LA BELGIQUE DE NAINGGOLAN

La Belgique de Nainggolan dure vingt minutes. Après sa perte de balle, conclue par un enroulé parfait de King pour égaliser, Radja est sonné. Ironie du sort, c’est à cause de l’impossibilité de faire une passe instantanée vers l’avant qu’il a perdu sa spontanéité et le ballon. Sa passe suivante est donnée en retrait, et sonne le début d’une Belgique fatiguée, qui semble devoir digérer sa boulimie footballistique du début de rencontre. Nainggolan ne touchera plus que trois ballons dans les quinze minutes qui suivent. Il manque encore d’essence dans son moteur, et personne d’autre ne semble capable de faire le plein de carburant.

Enfermée hors du match depuis le coup d’envoi, la Norvège s’est installée au milieu de la pièce dès que Radja lui a ouvert la porte. Le plan scandinave est audacieux, avec un pressing très haut sur Toby Alderweireld pour priver les Diables d’une relance confortable. Le nouveau patron de la défense nationale concède même une touche à l’entrée du rectangle belge, pressé jusqu’à sa ligne de fond par l’énergie norvégienne. Pendant ce temps, Romelu Lukaku est rappelé à l’ordre par Kevin De Bruyne parce qu’il s’aventure trop haut, trop seul dans un pressing sur la défense adverse. Les Diables se recroquevillent dans leur camp, et la défense norvégienne fait parler son jeu long. Devant sa télévision, Leonardo Bonucci boit certainement du petit lait.

LA BELGIQUE DE JORDAN

Juste avant la demi-heure, la Belgique sort de sa léthargie en se rappelant qu’elle a déjà joué sans Nainggolan. Sans le jeu intérieur offert par la palette du Ninja, les Diables retournent à leurs fondamentaux et commencent à contourner un bloc qu’ils ne peuvent plus percer. Pour cette nouvelle scénographie, c’est Jordan Lukaku qui prend la caméra. Il tourne évidemment un film d’ados américains. Avec des muscles, de rares moments de génie et quelques scènes ratées.
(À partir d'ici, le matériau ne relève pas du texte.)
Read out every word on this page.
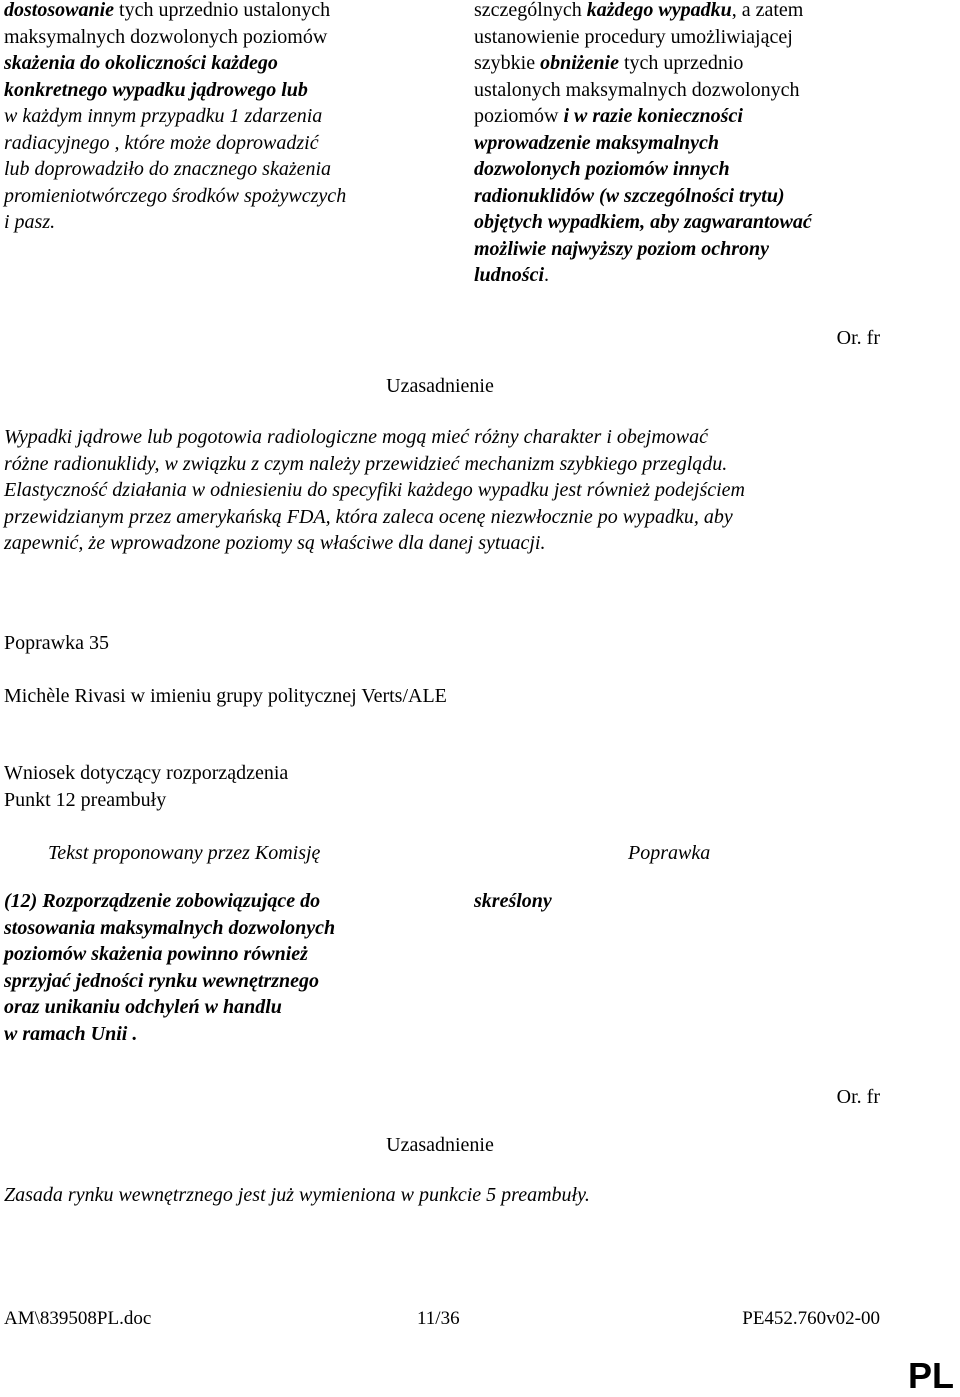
dostosowanie tych uprzednio ustalonych
maksymalnych dozwolonych poziomów
skażenia do okoliczności każdego
konkretnego wypadku jądrowego lub
w każdym innym przypadku 1 zdarzenia
radiacyjnego , które może doprowadzić
lub doprowadziło do znacznego skażenia
promieniotwórczego środków spożywczych
i pasz.
szczególnych każdego wypadku, a zatem
ustanowienie procedury umożliwiającej
szybkie obniżenie tych uprzednio
ustalonych maksymalnych dozwolonych
poziomów i w razie konieczności
wprowadzenie maksymalnych
dozwolonych poziomów innych
radionuklidów (w szczególności trytu)
objętych wypadkiem, aby zagwarantować
możliwie najwyższy poziom ochrony
ludności.
Or. fr
Uzasadnienie
Wypadki jądrowe lub pogotowia radiologiczne mogą mieć różny charakter i obejmować
różne radionuklidy, w związku z czym należy przewidzieć mechanizm szybkiego przeglądu.
Elastyczność działania w odniesieniu do specyfiki każdego wypadku jest również podejściem
przewidzianym przez amerykańską FDA, która zaleca ocenę niezwłocznie po wypadku, aby
zapewnić, że wprowadzone poziomy są właściwe dla danej sytuacji.
Poprawka 35
Michèle Rivasi w imieniu grupy politycznej Verts/ALE
Wniosek dotyczący rozporządzenia
Punkt 12 preambuły
Tekst proponowany przez Komisję	Poprawka
(12) Rozporządzenie zobowiązujące do
stosowania maksymalnych dozwolonych
poziomów skażenia powinno również
sprzyjać jedności rynku wewnętrznego
oraz unikaniu odchyleń w handlu
w ramach Unii .
skreślony
Or. fr
Uzasadnienie
Zasada rynku wewnętrznego jest już wymieniona w punkcie 5 preambuły.
AM\839508PL.doc	11/36	PE452.760v02-00
PL
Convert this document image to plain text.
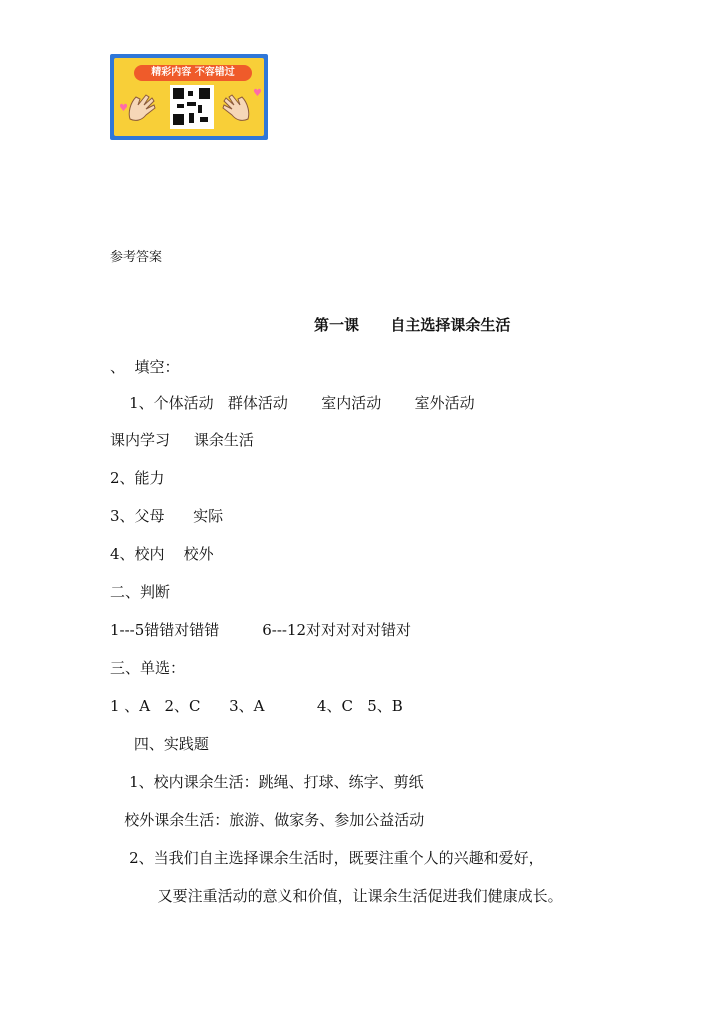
精彩内容 不容错过
♥
♥
参考答案
第一课      自主选择课余生活
、  填空：
1、个体活动   群体活动       室内活动       室外活动
课内学习     课余生活
2、能力
3、父母      实际
4、校内    校外
二、判断
1---5错错对错错         6---12对对对对对错对
三、单选：
1 、A   2、C      3、A           4、C   5、B
四、实践题
1、校内课余生活：跳绳、打球、练字、剪纸
校外课余生活：旅游、做家务、参加公益活动
2、当我们自主选择课余生活时，既要注重个人的兴趣和爱好，
又要注重活动的意义和价值，让课余生活促进我们健康成长。
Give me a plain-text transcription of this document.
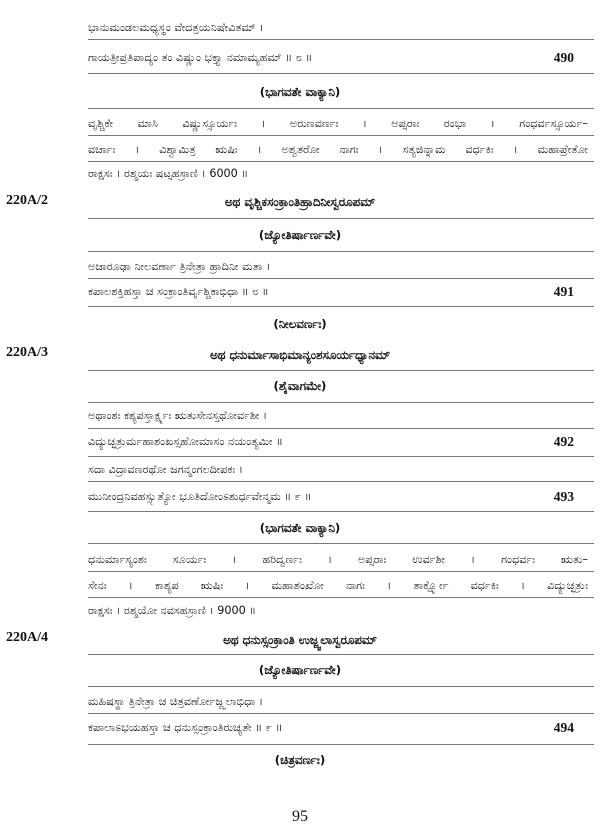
ಭಾನುಮಂಡಲಮಧ್ಯಸ್ಥಂ ವೇದತ್ರಯನಿಷೇವಿತಮ್ ।
ಗಾಯತ್ರೀಪ್ರತಿಪಾದ್ಯಂ ತಂ ವಿಷ್ಣುಂ ಭಕ್ತ್ಯಾ ನಮಾಮ್ಯಹಮ್ ॥ ೮ ॥	490
(ಭಾಗವತೇ ವಾಕ್ಯಾನಿ)
ವೃಶ್ಚಿಕೇ ಮಾಸಿ ವಿಷ್ಣುಸ್ಸೂರ್ಯಃ । ಅರುಣವರ್ಣಃ । ಅಪ್ಸರಾಃ ರಂಭಾ । ಗಂಧರ್ವಸ್ಸೂರ್ಯ–
ವರ್ಚಾಃ । ವಿಶ್ವಾಮಿತ್ರ ಋಷಿಃ । ಅಶ್ವತರೋ ನಾಗಃ । ಸತ್ಯಜಿನ್ನಾಮ ವರ್ಧಕಿಃ । ಮಹಾಪ್ರೇತೋ
ರಾಕ್ಷಸಃ । ರಶ್ಮಯಃ ಷಟ್ಸಹಸ್ರಾಣಿ । 6000 ॥
220A/2	ಅಥ ವೃಶ್ಚಿಕಸಂಕ್ರಾಂತಿಹ್ರಾದಿನೀಸ್ವರೂಪಮ್
(ಜ್ಯೋತಿರ್ಷಾರ್ಣವೇ)
ಅಜಾರೂಢಾ ನೀಲವರ್ಣಾ ತ್ರಿನೇತ್ರಾ ಹ್ರಾದಿನೀ ಮತಾ ।
ಕಪಾಲಶಕ್ತಿಹಸ್ತಾ ಚ ಸಂಕ್ರಾಂತಿರ್ವೃಶ್ಚಿಕಾಭಿಧಾ ॥ ೮ ॥	491
(ನೀಲವರ್ಣಃ)
220A/3	ಅಥ ಧನುರ್ಮಾಸಾಭಿಮಾನ್ಯಂಶಸೂರ್ಯಧ್ಯಾನಮ್
(ಶೈವಾಗಮೇ)
ಅಥಾಂಶಃ ಕಶ್ಯಪಸ್ತಾರ್ಕ್ಷ್ಯಃ ಋತುಸೇನಸ್ತಥೋರ್ವಶೀ ।
ವಿದ್ಯುಚ್ಛತ್ರುರ್ಮಹಾಶಂಖಸ್ಸಹೋಮಾಸಂ ನಯಂತ್ಯಮೀ ॥	492
ಸದಾ ವಿದ್ರಾವಣರಥೋ ಜಗನ್ಮಂಗಲದೀಪಕಃ ।
ಮುನೀಂದ್ರನಿವಹಸ್ಸ್ತುತ್ಯೋ ಭೂತಿದೋಂಽಶುರ್ಧವೇನ್ಮಮ ॥ ೯ ॥	493
(ಭಾಗವತೇ ವಾಕ್ಯಾನಿ)
ಧನುರ್ಮಾಸ್ಯಂಶಃ ಸೂರ್ಯಃ । ಹರಿದ್ವರ್ಣಃ । ಅಪ್ಸರಾಃ ಉರ್ವಶೀ । ಗಂಧರ್ವಃ ಋತು–
ಸೇನಃ । ಕಾಶ್ಯಪ ಋಷಿಃ । ಮಹಾಶಂಖೋ ನಾಗಃ । ತಾರ್ಕ್ಷ್ಯೋ ವರ್ಧಕಿಃ । ವಿದ್ಯುಚ್ಛತ್ರುಃ
ರಾಕ್ಷಸಃ । ರಶ್ಮಯೋ ನವಸಹಸ್ರಾಣಿ । 9000 ॥
220A/4	ಅಥ ಧನುಸ್ಸಂಕ್ರಾಂತಿ ಉಜ್ಜ್ವಲಾಸ್ವರೂಪಮ್
(ಜ್ಯೋತಿರ್ಷಾರ್ಣವೇ)
ಮಹಿಷಸ್ಥಾ ತ್ರಿನೇತ್ರಾ ಚ ಚಿತ್ರವರ್ಣೋಜ್ಜ್ವಲಾಭಿಧಾ ।
ಕಪಾಲಾಽಭಯಹಸ್ತಾ ಚ ಧನುಸ್ಸಂಕ್ರಾಂತಿರುಚ್ಯತೇ ॥ ೯ ॥	494
(ಚಿತ್ರವರ್ಣಃ)
95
Jordan dévore son flanc à plusieurs reprises, envoie un centre sur la tête de son frère avant une combinaison familiale sur le côté gauche, puis un centre dans les mains du gardien. Dans l’autre sens, la Norvège cible son dos et arrose copieusement le couloir déserté par ses débordements ou abandonné par son esprit. Un tir détourné par Courtois et une frappe dans le petit filet allument d’indésirables projecteurs sur la défense, pendant que le pressing belge reste en coulisses.

Cette Belgique hors du bloc adverse est aussi celle de Mertens. D’un côté ou de l’autre, Dries se multiplie. Ses actions sont partout mais n’aboutissent nulle part. Les décharges électriques du 14, qui avaient secoué le malade belge contre la Finlande, ne semblent plus avoir d’effet. Les Diables passent même aux soins intensifs quand la Norvège profite d’une sortie de Witsel et d’une répartition des rôles brouillée dans l’entrejeu pour éliminer les trois quarts de l’équipe belge en trois passes et envoyer un ballon dans la lucarne de Courtois.

LA BELGIQUE D’HAZARD

C’en est trop pour Eden Hazard. Il devrait être l’acteur principal de toutes ces scènes, mais malgré son nom en haut de l’affiche, le football des Diables ne le filme jamais. Alors, le 10 prend la caméra et la tourne vers lui pour jouer un scénario qu’il écrit lui-même. Avec du Hazard dans tous les rôles.

En centreur d’abord, pour alerter un Lukaku un rien trop court (52e). Et puis en créateur, quand il constate que la source Nainggolan s’est tarie. Le plan de Wilmots, qui fait monter Fellaini, semble insister sur la Belgique qui contourne le bloc, mais Hazard veut recommencer à le perforer. Eden vient alors chercher les ballons entre Radja et Witsel (ou Fellaini), pour casser lui-même les lignes qu’on devrait briser pour lui.

Passe latérale de Fellaini, à soixante mètres du but, Hazard regarde vers le but adverse et ne voit pas d’équipier. Il élimine deux Norvégiens pour casser l’organisation adverse, puis trouve Lukaku et plonge vers le rectangle pour reprendre de la tête le centre de Kevin De Bruyne. En une phase de jeu, Hazard a été Modric et Inzaghi.

Les lignes s’étirent, et la Norvège tire la langue à cause d’une tactique audacieuse là où on l’attendait plus « finlandaise ». Radja Nainggolan en profite pour ressusciter entre des lignes beaucoup plus étirées. Il trouve De Bruyne, qui n’a plus qu’à lever les yeux pour envoyer Lukaku à la rencontre du gardien. Dribble, défense désespérée, corner. Et puis Laurent Ciman, pour permettre à Hazard de poser la caméra sur un happy end.